Türkiye Cumhuriyet Merkez Bankası ülkemizde para ve kur politikasından sorumludur. Temel amacı fiyat istikrarını sağlamak olan Merkez Bankası, ayrıca finansal sistemde istikrarı sağlayıcı önlemleri almakla da görevlendirilmiştir. Bunun yanı sıra ülkemizde tedavülde olan banknotların basımından ve dolaşımının sağlanmasından, ödeme sistemlerinin kurulması ve işletilmesi ile uluslararası rezervlerin yönetilmesinden de Merkez Bankası sorumludur. (Ülkemizde madeni paraların basımı ve dağıtımı ise Hazine Müsteşarlığına bağlı Darphane ve Damga Matbaası Genel Müdürlüğü tarafından gerçekleştirilmektedir.)
Türkiye’de uygulanacak döviz kuru rejimini hükûmet ile birlikte belirlemek Merkez Bankasının temel görevlerinden biridir. Belirlenen döviz kuru rejimi çerçevesinde döviz kuru politikasının biçimlendirilmesi ile uygulanması görevi ve yetkisi ise Merkez Bankasına aittir. Merkez Bankası, kur politikası uygulamalarını, para politikası hedeflerine uygun olarak belirlemektedir. Uygulanan para politikasının değişmesi durumunda, kur politikasında da değişikliğe gidilebilmektedir.

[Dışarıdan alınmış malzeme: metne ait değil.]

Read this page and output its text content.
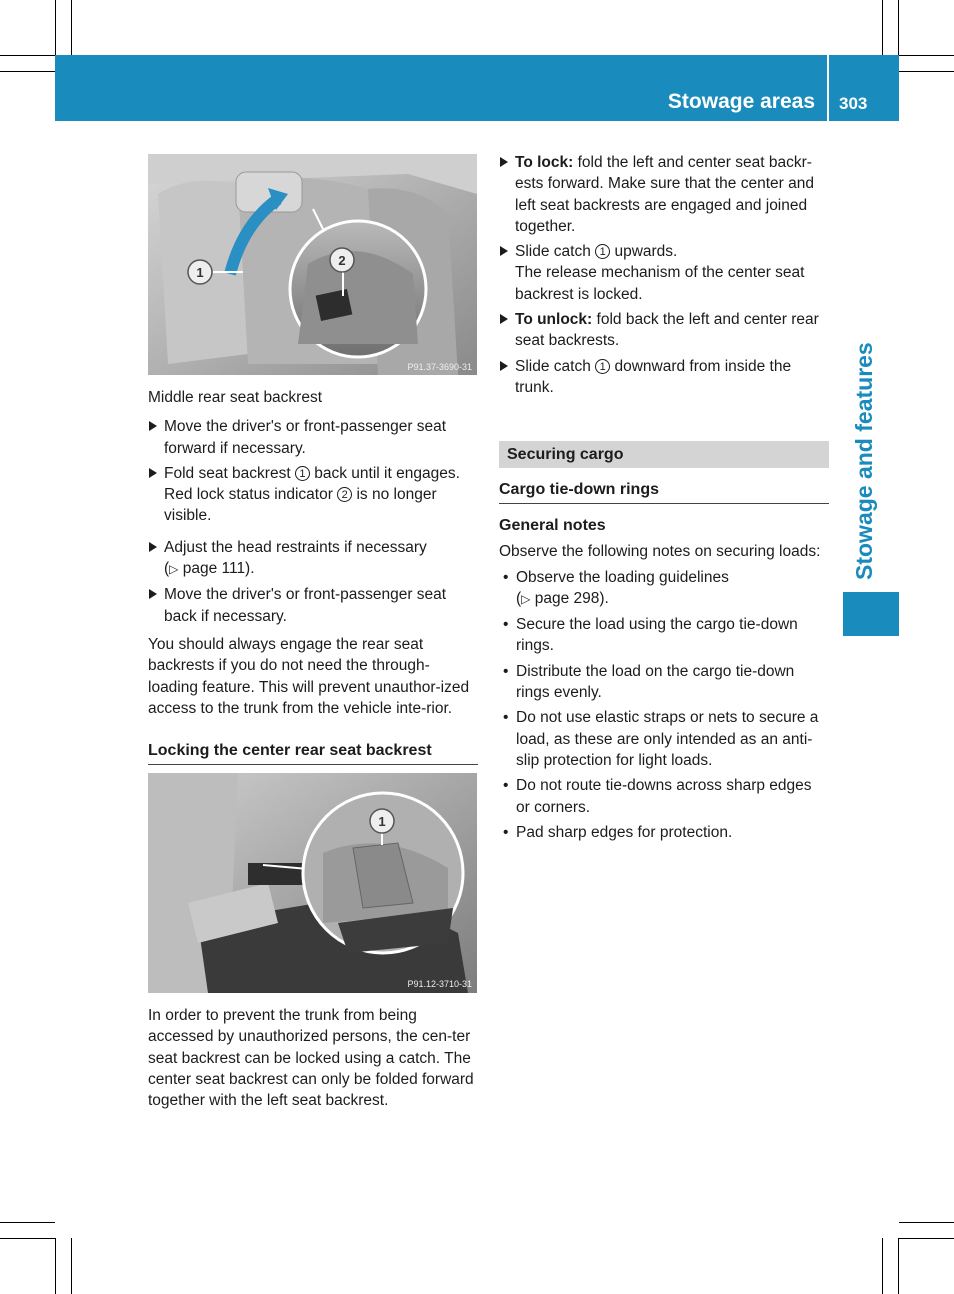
Stowage areas 303
Stowage and features
2
1
P91.37-3690-31

Middle rear seat backrest

Move the driver's or front-passenger seat forward if necessary.
Fold seat backrest 1 back until it engages. Red lock status indicator 2 is no longer visible.
Adjust the head restraints if necessary
(▷ page 111).
Move the driver's or front-passenger seat back if necessary.

You should always engage the rear seat backrests if you do not need the through-loading feature. This will prevent unauthor-ized access to the trunk from the vehicle inte-rior.

Locking the center rear seat backrest
1
P91.12-3710-31

In order to prevent the trunk from being accessed by unauthorized persons, the cen-ter seat backrest can be locked using a catch. The center seat backrest can only be folded forward together with the left seat backrest.

To lock: fold the left and center seat backr-ests forward. Make sure that the center and left seat backrests are engaged and joined together.
Slide catch 1 upwards.
The release mechanism of the center seat backrest is locked.
To unlock: fold back the left and center rear seat backrests.
Slide catch 1 downward from inside the trunk.
Securing cargo
Cargo tie-down rings
General notes

Observe the following notes on securing loads:

• Observe the loading guidelines
(▷ page 298).
• Secure the load using the cargo tie-down rings.
• Distribute the load on the cargo tie-down rings evenly.
• Do not use elastic straps or nets to secure a load, as these are only intended as an anti-slip protection for light loads.
• Do not route tie-downs across sharp edges or corners.
• Pad sharp edges for protection.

Türkiye’de 2001 ekonomik krizinin ardından dalgalı döviz kuru uygulamasına geçilmiştir. Dalgalı kur rejiminde döviz kurları piyasadaki arz ve talep koşulları tarafından belirlenmektedir. Döviz arz ve talebini belirleyen esas unsurlar: Uygulanan para ve maliye politikaları, ekonomik temeller, uluslararası gelişmeler ve bekleyişlerdir.
Dalgalı kur rejiminde döviz kuru bir politika aracı olarak kullanılmamakta, Merkez Bankasının nominal veya reel herhangi bir kur hedefi bulunmamaktadır. Bununla birlikte TCMB, finansal istikrara yönelik riskleri sınırlamak amacıyla Türk lirasının aşırı değerlenmesi veya aşırı değer kaybetmesine kayıtsız kalmamaktadır.